HDOJ 5324 Boring Class 树套树

Boring Class

Time Limit: 6000/3000 MS (Java/Others)    Memory Limit: 65536/65536 K (Java/Others)

Total Submission(s): 798    Accepted Submission(s): 210


[align=left]Problem Description[/align]
Mr. Zstu and Mr. Hdu are taking a boring class , Mr. Zstu comes up with a problem to kill time, Mr. Hdu thinks it’s too easy, he solved it very quickly, what about you guys?

Here is the problem:

Give you two sequences L1,L2,...,Ln
and R1,R2,...,Rn.

Your task is to find a longest subsequence v1,v2,...vm
satisfies
v1≥1,vm≤n,vi<vi+1
.(for i from 1 to m - 1)
Lvi≥Lvi+1,Rvi≤Rvi+1(for
i from 1 to m - 1)

If there are many longest subsequence satisfy the condition, output the sequence which has the smallest lexicographic order.



 

[align=left]Input[/align]
There are several test cases, each test case begins with an integer n.
1≤n≤50000

Both of the following two lines contain n integers describe the two sequences.
1≤Li,Ri≤109

 

[align=left]Output[/align]
For each test case ,output the an integer m indicates the length of the longest subsequence as described.

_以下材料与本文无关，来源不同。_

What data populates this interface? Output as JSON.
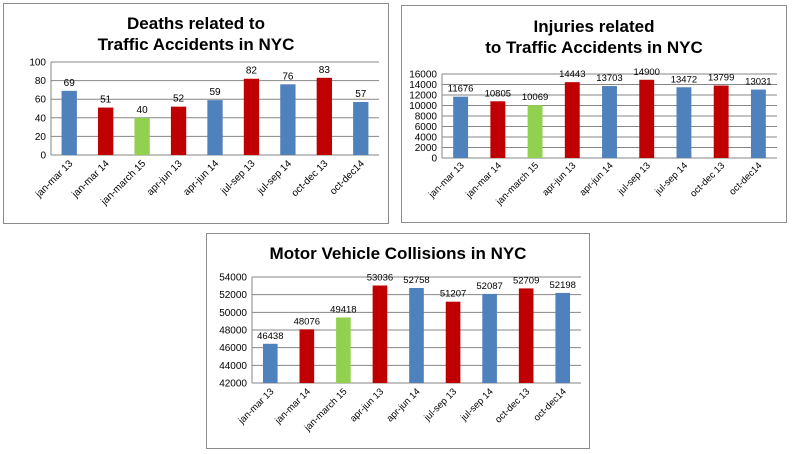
{
  "chart_data": [
    {
      "type": "bar",
      "title": "Deaths related to\nTraffic Accidents in NYC",
      "categories": [
        "jan-mar 13",
        "jan-mar 14",
        "jan-march 15",
        "apr-jun 13",
        "apr-jun 14",
        "jul-sep 13",
        "jul-sep 14",
        "oct-dec 13",
        "oct-dec14"
      ],
      "values": [
        69,
        51,
        40,
        52,
        59,
        82,
        76,
        83,
        57
      ],
      "data_labels": [
        "69",
        "51",
        "40",
        "52",
        "59",
        "82",
        "76",
        "83",
        "57"
      ],
      "bar_colors": [
        "#4f81bd",
        "#c00000",
        "#92d050",
        "#c00000",
        "#4f81bd",
        "#c00000",
        "#4f81bd",
        "#c00000",
        "#4f81bd"
      ],
      "yticks": [
        "0",
        "20",
        "40",
        "60",
        "80",
        "100"
      ],
      "ylim": [
        0,
        100
      ],
      "grid": true,
      "legend": false
    },
    {
      "type": "bar",
      "title": "Injuries related\nto Traffic Accidents in NYC",
      "categories": [
        "jan-mar 13",
        "jan-mar 14",
        "jan-march 15",
        "apr-jun 13",
        "apr-jun 14",
        "jul-sep 13",
        "jul-sep 14",
        "oct-dec 13",
        "oct-dec14"
      ],
      "values": [
        11676,
        10805,
        10069,
        14443,
        13703,
        14900,
        13472,
        13799,
        13031
      ],
      "data_labels": [
        "11676",
        "10805",
        "10069",
        "14443",
        "13703",
        "14900",
        "13472",
        "13799",
        "13031"
      ],
      "bar_colors": [
        "#4f81bd",
        "#c00000",
        "#92d050",
        "#c00000",
        "#4f81bd",
        "#c00000",
        "#4f81bd",
        "#c00000",
        "#4f81bd"
      ],
      "yticks": [
        "0",
        "2000",
        "4000",
        "6000",
        "8000",
        "10000",
        "12000",
        "14000",
        "16000"
      ],
      "ylim": [
        0,
        16000
      ],
      "grid": true,
      "legend": false
    },
    {
      "type": "bar",
      "title": "Motor Vehicle Collisions in NYC",
      "categories": [
        "jan-mar 13",
        "jan-mar 14",
        "jan-march 15",
        "apr-jun 13",
        "apr-jun 14",
        "jul-sep 13",
        "jul-sep 14",
        "oct-dec 13",
        "oct-dec14"
      ],
      "values": [
        46438,
        48076,
        49418,
        53036,
        52758,
        51207,
        52087,
        52709,
        52198
      ],
      "data_labels": [
        "46438",
        "48076",
        "49418",
        "53036",
        "52758",
        "51207",
        "52087",
        "52709",
        "52198"
      ],
      "bar_colors": [
        "#4f81bd",
        "#c00000",
        "#92d050",
        "#c00000",
        "#4f81bd",
        "#c00000",
        "#4f81bd",
        "#c00000",
        "#4f81bd"
      ],
      "yticks": [
        "42000",
        "44000",
        "46000",
        "48000",
        "50000",
        "52000",
        "54000"
      ],
      "ylim": [
        42000,
        54000
      ],
      "grid": true,
      "legend": false
    }
  ]
}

Output m integers in the next line.

 

[align=left]Sample Input[/align]

5
5 4 3 2 1
6 7 8 9 10
2
1 2
3 4

 

[align=left]Sample Output[/align]

5
1 2 3 4 5
1
1

 

强大的树套树！！！！

题意是A数组递增，B数组递减的LCS

用树状数组维护A数组的有序性，然后在树状数组的每个节点都挂一棵Treap就行。

总结：

这题在做的时候写的很慢，参照网上的大神的代码还是不知道怎么下手，也许是因为这是我写的第一个树套树代码吧，总之写了好久。在写的过程中，我发现了好多问题，还是要提一提。

1、在写Treap时我一直用的是指针，一直没注意分配的空间，导致MLE了好几发，后来才知道，指针的空间可以事先申请好，也就是开个数组，那样就不用担心已分配的内存无法释放了。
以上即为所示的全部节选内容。